On peut aussi imaginer des marins qui, lorsque les vivres commençaient à manquer à bord, se voyaient octroyer de petites parts de porc salé. Tout en "mastiquant leur graisse" ils pouvaient bien entendu discuter et, surtout, grommeler et se plaindre de leur pauvre condition. Or, il se trouve que le sens initial de cette expression en Angleterre était justement "grommeler", "se plaindre".

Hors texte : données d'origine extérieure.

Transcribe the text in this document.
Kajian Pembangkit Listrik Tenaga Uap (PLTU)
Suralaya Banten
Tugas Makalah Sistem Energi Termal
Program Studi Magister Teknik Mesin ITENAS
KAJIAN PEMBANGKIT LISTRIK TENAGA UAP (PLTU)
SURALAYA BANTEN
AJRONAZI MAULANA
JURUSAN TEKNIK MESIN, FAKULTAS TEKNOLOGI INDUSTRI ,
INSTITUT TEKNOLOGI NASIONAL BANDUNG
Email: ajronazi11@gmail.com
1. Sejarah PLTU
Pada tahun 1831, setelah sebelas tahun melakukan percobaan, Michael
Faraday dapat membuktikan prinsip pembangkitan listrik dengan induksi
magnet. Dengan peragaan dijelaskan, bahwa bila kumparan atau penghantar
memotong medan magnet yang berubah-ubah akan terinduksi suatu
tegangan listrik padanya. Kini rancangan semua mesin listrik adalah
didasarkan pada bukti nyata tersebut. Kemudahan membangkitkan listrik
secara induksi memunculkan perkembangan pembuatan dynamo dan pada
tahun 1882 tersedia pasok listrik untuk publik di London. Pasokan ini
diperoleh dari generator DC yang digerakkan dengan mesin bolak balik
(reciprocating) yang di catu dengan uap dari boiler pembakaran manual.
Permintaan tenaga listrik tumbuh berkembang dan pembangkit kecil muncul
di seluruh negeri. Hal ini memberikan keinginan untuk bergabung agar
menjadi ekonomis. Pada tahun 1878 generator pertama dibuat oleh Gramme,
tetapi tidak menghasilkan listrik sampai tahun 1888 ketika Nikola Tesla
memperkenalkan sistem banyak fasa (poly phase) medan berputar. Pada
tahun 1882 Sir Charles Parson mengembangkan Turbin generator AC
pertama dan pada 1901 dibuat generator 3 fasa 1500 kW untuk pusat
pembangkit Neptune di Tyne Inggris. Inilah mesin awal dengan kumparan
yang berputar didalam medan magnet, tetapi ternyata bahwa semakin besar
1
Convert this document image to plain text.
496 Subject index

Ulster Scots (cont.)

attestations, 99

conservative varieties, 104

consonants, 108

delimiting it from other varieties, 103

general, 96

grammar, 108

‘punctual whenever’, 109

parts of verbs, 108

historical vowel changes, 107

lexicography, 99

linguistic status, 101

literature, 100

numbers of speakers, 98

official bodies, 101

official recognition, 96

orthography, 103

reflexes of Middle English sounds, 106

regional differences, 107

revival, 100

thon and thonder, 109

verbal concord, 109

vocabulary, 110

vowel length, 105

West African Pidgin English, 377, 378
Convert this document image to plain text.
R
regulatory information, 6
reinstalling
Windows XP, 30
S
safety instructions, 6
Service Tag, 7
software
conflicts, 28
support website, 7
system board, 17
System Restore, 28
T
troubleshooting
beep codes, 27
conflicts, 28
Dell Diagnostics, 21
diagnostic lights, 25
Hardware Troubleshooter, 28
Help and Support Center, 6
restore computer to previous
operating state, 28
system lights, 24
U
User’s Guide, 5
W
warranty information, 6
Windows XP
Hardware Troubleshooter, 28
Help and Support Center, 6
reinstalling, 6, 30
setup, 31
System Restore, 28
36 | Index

On peut enfin imaginer que quand on tuait, jadis, le cochon dans les campagnes, tout le village ou presque venait donner un coup de main. Les gens profitaient de l'occasion pour discuter tout en fabriquant la cochonnaille. Le cochon que l'on tuait était celui que l'on avait bien engraissé: il était donc gras à souhait.
Une expression similaire est "tailler une bavette" ou "parler de la pluie et du beau temps" ou "parler de tout et de rien".
Exemple d'utilisation: "Les Baponot et les Sabotier discutaient le bout de gras à quelques pas de l'entrée en un groupe compact et distant." (Raymond Queneau)
En allemand: quatschen (papoter), schnacken (causer, bavarder).
En anglais: to chitchat, babble, gossip (parler de la pluie et du beau temps), to have a natter / chinwag (jacasser sans arrêt), to chew the fat (mâcher la graisse), to shoot the breeze (tirer la brise).
En espagnol: hablar de bueyes perdidos (parler de boeufs perdus), charlar (bavarder), estar de palique (être en bavardage), hablar de todo un poco (parler un peu de tout), pegar la hebra (coller le brin).
En italien; parlare del più e del meno (parler du plus et du moins), parlare del vento e della pioggia (parler du vent et de la pluie).